Even in the best-case scenario, it will also take Moscow some time to field fresh troops.

“I think it’s reasonable to say that partial mobilisation probably will not reflect itself on the battlefield for several months at the earliest, and could expand Russia’s ability to sustain this war, but not alter its outcome,” Kofman said.

Russia’s longstanding failures in planning, communications and logistics have been compounded by punishing losses in its retreat from around Kharkiv, sources said. Russia left behind “a lot” of equipment in its retreat, according to the NATO official. And at least one storied unit, from the First Guards Tank Army, has been “decimated”, this person said.

“With its northern axis all but collapsed, this will make it harder for Russian forces to slow the Ukrainian advance, as well as to provide cover for the retreating Russian troops,” the official said. “We think it will also severely impair Russia’s plans to occupy the entirety of the Donbas.”

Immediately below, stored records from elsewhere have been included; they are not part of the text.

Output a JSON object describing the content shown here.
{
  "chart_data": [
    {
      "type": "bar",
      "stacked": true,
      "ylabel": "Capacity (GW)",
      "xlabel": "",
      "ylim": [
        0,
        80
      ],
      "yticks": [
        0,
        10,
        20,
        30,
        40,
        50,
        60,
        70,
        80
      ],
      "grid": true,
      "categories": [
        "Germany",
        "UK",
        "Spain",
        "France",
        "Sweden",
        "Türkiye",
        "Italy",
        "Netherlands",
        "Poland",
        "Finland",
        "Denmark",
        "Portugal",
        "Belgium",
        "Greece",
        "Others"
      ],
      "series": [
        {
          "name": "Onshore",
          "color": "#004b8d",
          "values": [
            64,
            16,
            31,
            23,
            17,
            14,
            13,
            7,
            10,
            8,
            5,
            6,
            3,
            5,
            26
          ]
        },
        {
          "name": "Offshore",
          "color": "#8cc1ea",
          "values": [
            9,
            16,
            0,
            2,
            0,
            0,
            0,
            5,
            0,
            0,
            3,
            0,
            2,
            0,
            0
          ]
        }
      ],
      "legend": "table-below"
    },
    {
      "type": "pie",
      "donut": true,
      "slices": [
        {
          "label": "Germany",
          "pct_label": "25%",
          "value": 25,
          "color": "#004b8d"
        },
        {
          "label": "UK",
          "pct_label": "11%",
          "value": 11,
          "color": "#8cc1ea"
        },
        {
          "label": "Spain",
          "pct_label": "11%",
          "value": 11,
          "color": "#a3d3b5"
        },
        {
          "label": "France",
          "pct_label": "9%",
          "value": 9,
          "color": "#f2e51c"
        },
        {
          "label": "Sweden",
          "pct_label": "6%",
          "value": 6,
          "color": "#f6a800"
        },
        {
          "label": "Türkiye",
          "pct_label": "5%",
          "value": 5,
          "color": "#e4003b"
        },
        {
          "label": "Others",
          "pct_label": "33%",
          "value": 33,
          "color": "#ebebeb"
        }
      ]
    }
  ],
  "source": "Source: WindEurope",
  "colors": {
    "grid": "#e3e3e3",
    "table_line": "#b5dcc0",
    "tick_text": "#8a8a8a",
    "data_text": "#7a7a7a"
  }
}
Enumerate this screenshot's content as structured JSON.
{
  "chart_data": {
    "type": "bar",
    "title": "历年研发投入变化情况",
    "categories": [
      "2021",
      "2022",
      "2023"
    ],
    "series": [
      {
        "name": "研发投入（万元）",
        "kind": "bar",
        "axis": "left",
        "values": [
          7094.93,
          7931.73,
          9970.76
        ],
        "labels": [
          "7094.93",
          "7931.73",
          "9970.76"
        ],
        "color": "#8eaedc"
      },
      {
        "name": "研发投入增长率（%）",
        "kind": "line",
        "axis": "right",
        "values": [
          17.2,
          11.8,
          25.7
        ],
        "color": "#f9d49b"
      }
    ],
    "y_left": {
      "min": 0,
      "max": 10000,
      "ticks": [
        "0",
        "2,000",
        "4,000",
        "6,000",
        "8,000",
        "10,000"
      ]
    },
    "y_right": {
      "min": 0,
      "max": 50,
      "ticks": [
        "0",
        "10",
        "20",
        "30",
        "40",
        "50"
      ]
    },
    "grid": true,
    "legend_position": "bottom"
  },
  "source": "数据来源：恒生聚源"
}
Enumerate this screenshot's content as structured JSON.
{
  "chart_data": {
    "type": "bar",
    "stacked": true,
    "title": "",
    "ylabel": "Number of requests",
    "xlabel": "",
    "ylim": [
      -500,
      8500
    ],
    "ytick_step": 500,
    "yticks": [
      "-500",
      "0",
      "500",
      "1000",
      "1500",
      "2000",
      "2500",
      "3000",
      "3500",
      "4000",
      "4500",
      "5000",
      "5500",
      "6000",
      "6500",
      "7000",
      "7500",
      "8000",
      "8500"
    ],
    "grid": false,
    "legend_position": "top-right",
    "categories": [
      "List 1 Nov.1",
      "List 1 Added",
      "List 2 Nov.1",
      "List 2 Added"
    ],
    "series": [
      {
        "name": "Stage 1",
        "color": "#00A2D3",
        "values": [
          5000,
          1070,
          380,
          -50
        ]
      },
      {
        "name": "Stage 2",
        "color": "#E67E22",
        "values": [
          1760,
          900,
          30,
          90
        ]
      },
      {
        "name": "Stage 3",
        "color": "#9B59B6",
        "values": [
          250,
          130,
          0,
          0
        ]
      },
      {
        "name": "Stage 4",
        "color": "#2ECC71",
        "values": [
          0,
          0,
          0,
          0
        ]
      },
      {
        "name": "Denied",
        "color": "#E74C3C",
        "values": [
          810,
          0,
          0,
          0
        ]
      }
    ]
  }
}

The wild card remains, as always, the Russian President. Putin on Wednesday once again threatened the use of nuclear weapons, a threat the US officials have said they are taking “seriously” but have seen no immediate indication he is planning on following through on.

A photo provided by the Ukrainian Security service press office shows Ukrainian soldier, who were released in a prisoner exchange with Russia. (AP)

Pro-Russian authorities in some eastern occupied regions of Ukraine have also announced their intention to hold political referendums on joining Russia, a manoeuvre some analysts say Russia could use as a pretext for military action.

But, the senior NATO official said, “Overall, Russia now finds itself on the defensive. Ukraine has the initiative, forcing Russia to take stopgap measures simply to avoid further losses.”

“If Ukraine succeeds in undertaking sustained defensive operations, this could even further undermine the sustainability of Russian defences,” this person said.